Donatella Caprioglio, psicologa dell’abitare: "La casa riflette l’importanza che diamo a noi stessi e ai nostri bisogni"
Tutela immobili ha intervistato Donatella Caprioglio, psicologa, psicoterapeuta e scrittrice. È specialista dell’infanzia e docente universitaria in Italia e in Francia. Ha creato in Italia, Francia, Polonia e Vietnam dei centri di accoglienza e ascolto chiamati "La Porta Verde" per genitori e bambini. Da sempre impegnata a creare una cultura di prevenzione dei disturbi infantili, ha fondato anche i "Caffè con i genitori". Ha introdotto la psicologia dell’abitare, quale disciplina che aiuta a capire, migliorare e curare, attraverso gli spazi, il nostro mondo interiore. È autrice di numerosi libri, tradotti e pubblicati anche in altri paesi.

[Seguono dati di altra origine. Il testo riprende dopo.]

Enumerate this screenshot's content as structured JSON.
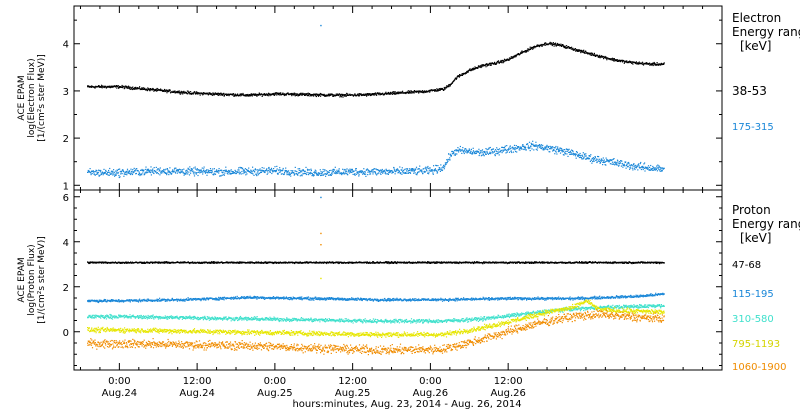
{
  "chart_data": [
    {
      "type": "scatter",
      "panel": "electron",
      "ylabel_lines": [
        "ACE EPAM",
        "log(Electron Flux)",
        "[1/(cm²s ster MeV)]"
      ],
      "legend_title": [
        "Electron",
        "Energy range",
        "[keV]"
      ],
      "ylim": [
        0.9,
        4.8
      ],
      "yticks": [
        1,
        2,
        3,
        4
      ],
      "series": [
        {
          "name": "38-53",
          "color": "#000000",
          "anchors": [
            [
              0,
              3.1
            ],
            [
              4,
              3.05
            ],
            [
              8,
              3.0
            ],
            [
              12,
              2.96
            ],
            [
              16,
              2.94
            ],
            [
              20,
              2.92
            ],
            [
              24,
              2.95
            ],
            [
              30,
              2.93
            ],
            [
              34,
              2.92
            ],
            [
              38,
              2.93
            ],
            [
              42,
              2.96
            ],
            [
              47,
              3.0
            ],
            [
              50,
              3.05
            ],
            [
              51,
              3.15
            ],
            [
              52,
              3.3
            ],
            [
              54,
              3.45
            ],
            [
              56,
              3.55
            ],
            [
              58,
              3.6
            ],
            [
              60,
              3.68
            ],
            [
              62,
              3.82
            ],
            [
              64,
              3.95
            ],
            [
              66,
              4.02
            ],
            [
              68,
              3.98
            ],
            [
              70,
              3.9
            ],
            [
              72,
              3.82
            ],
            [
              74,
              3.75
            ],
            [
              76,
              3.68
            ],
            [
              78,
              3.63
            ],
            [
              80,
              3.6
            ],
            [
              82,
              3.58
            ],
            [
              84,
              3.58
            ]
          ],
          "noise": 0.025
        },
        {
          "name": "175-315",
          "color": "#1a87d8",
          "anchors": [
            [
              0,
              1.28
            ],
            [
              6,
              1.32
            ],
            [
              12,
              1.3
            ],
            [
              18,
              1.3
            ],
            [
              24,
              1.32
            ],
            [
              30,
              1.28
            ],
            [
              36,
              1.3
            ],
            [
              42,
              1.3
            ],
            [
              48,
              1.32
            ],
            [
              50,
              1.4
            ],
            [
              51,
              1.65
            ],
            [
              52,
              1.75
            ],
            [
              56,
              1.7
            ],
            [
              60,
              1.78
            ],
            [
              62,
              1.82
            ],
            [
              64,
              1.85
            ],
            [
              66,
              1.8
            ],
            [
              68,
              1.75
            ],
            [
              70,
              1.68
            ],
            [
              72,
              1.6
            ],
            [
              74,
              1.55
            ],
            [
              76,
              1.5
            ],
            [
              78,
              1.45
            ],
            [
              80,
              1.4
            ],
            [
              82,
              1.38
            ],
            [
              84,
              1.35
            ]
          ],
          "noise": 0.07
        }
      ],
      "spikes": [
        {
          "x": 31,
          "y": 4.4,
          "color": "#1a87d8"
        }
      ]
    },
    {
      "type": "scatter",
      "panel": "proton",
      "ylabel_lines": [
        "ACE EPAM",
        "log(Proton Flux)",
        "[1/(cm²s ster MeV)]"
      ],
      "legend_title": [
        "Proton",
        "Energy range",
        "[keV]"
      ],
      "ylim": [
        -1.7,
        6.3
      ],
      "yticks": [
        0,
        2,
        4,
        6
      ],
      "series": [
        {
          "name": "47-68",
          "color": "#000000",
          "anchors": [
            [
              0,
              3.1
            ],
            [
              84,
              3.1
            ]
          ],
          "noise": 0.03
        },
        {
          "name": "115-195",
          "color": "#1a87d8",
          "anchors": [
            [
              0,
              1.4
            ],
            [
              10,
              1.45
            ],
            [
              20,
              1.55
            ],
            [
              30,
              1.5
            ],
            [
              40,
              1.45
            ],
            [
              50,
              1.45
            ],
            [
              60,
              1.5
            ],
            [
              70,
              1.5
            ],
            [
              80,
              1.6
            ],
            [
              84,
              1.7
            ]
          ],
          "noise": 0.05
        },
        {
          "name": "310-580",
          "color": "#3fe0cc",
          "anchors": [
            [
              0,
              0.7
            ],
            [
              10,
              0.65
            ],
            [
              20,
              0.6
            ],
            [
              30,
              0.55
            ],
            [
              40,
              0.5
            ],
            [
              50,
              0.5
            ],
            [
              56,
              0.6
            ],
            [
              62,
              0.8
            ],
            [
              68,
              1.0
            ],
            [
              74,
              1.1
            ],
            [
              80,
              1.15
            ],
            [
              84,
              1.2
            ]
          ],
          "noise": 0.07
        },
        {
          "name": "795-1193",
          "color": "#e6e600",
          "anchors": [
            [
              0,
              0.1
            ],
            [
              10,
              0.05
            ],
            [
              20,
              0.0
            ],
            [
              30,
              -0.05
            ],
            [
              40,
              -0.1
            ],
            [
              50,
              -0.1
            ],
            [
              56,
              0.2
            ],
            [
              62,
              0.6
            ],
            [
              66,
              0.9
            ],
            [
              70,
              1.1
            ],
            [
              72,
              1.4
            ],
            [
              74,
              1.0
            ],
            [
              78,
              0.95
            ],
            [
              84,
              0.9
            ]
          ],
          "noise": 0.09
        },
        {
          "name": "1060-1900",
          "color": "#f08c00",
          "anchors": [
            [
              0,
              -0.5
            ],
            [
              10,
              -0.55
            ],
            [
              20,
              -0.6
            ],
            [
              30,
              -0.7
            ],
            [
              40,
              -0.8
            ],
            [
              50,
              -0.75
            ],
            [
              56,
              -0.3
            ],
            [
              62,
              0.2
            ],
            [
              66,
              0.5
            ],
            [
              70,
              0.7
            ],
            [
              74,
              0.8
            ],
            [
              78,
              0.7
            ],
            [
              84,
              0.6
            ]
          ],
          "noise": 0.16
        }
      ],
      "spikes": [
        {
          "x": 31,
          "y": 6.0,
          "color": "#1a87d8"
        },
        {
          "x": 31,
          "y": 4.4,
          "color": "#f08c00"
        },
        {
          "x": 31,
          "y": 3.9,
          "color": "#f08c00"
        },
        {
          "x": 31,
          "y": 2.4,
          "color": "#e6e600"
        }
      ]
    }
  ],
  "x_axis": {
    "xlim": [
      -7,
      93
    ],
    "ticks": [
      {
        "x": 0,
        "line1": "0:00",
        "line2": "Aug.24"
      },
      {
        "x": 12,
        "line1": "12:00",
        "line2": "Aug.24"
      },
      {
        "x": 24,
        "line1": "0:00",
        "line2": "Aug.25"
      },
      {
        "x": 36,
        "line1": "12:00",
        "line2": "Aug.25"
      },
      {
        "x": 48,
        "line1": "0:00",
        "line2": "Aug.26"
      },
      {
        "x": 60,
        "line1": "12:00",
        "line2": "Aug.26"
      }
    ],
    "xlabel": "hours:minutes, Aug. 23, 2014 - Aug. 26, 2014"
  }
}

Di cosa si occupa la psicologia dell'abitare?
"La psicologia dell’abitare è una disciplina nuova, che nasce più di dieci anni fa da un mio desiderio, condiviso con altri colleghi, di riflettere sul nostro modo di vivere gli spazi, sul senso dello stare nello spazio e nella nostra casa. La psicologia dell’abitare parte dalla metafora della casa, ossia abitare uno spazio domestico, e arriva all’abitare se stessi. Il primo abitare è nel ventre di nostra madre. Io sono una psicoterapeuta dei bambini dagli 0 ai 3 anni; questo è il momento della costruzione dell’identità. Nel corso della mia esperienza ho scoperto che molte patologie della primissima infanzia, per esempio problemi con il sonno o con l’alimentazione, provocano nei bambini, una volta adulti, delle difficoltà ad abitare se stessi e gli spazi intorno a loro. In altri termini come abiti la tua casa così abiti te stesso. La nostra casa riflette quello che amiamo, a volte anche quello che non amiamo ed i nostri blocchi. Partendo dalla patologia, dalla difficoltà di abitare se stessi e gli spazi, mi sono appassionata e focalizzata sulla psicologia dell’abitare".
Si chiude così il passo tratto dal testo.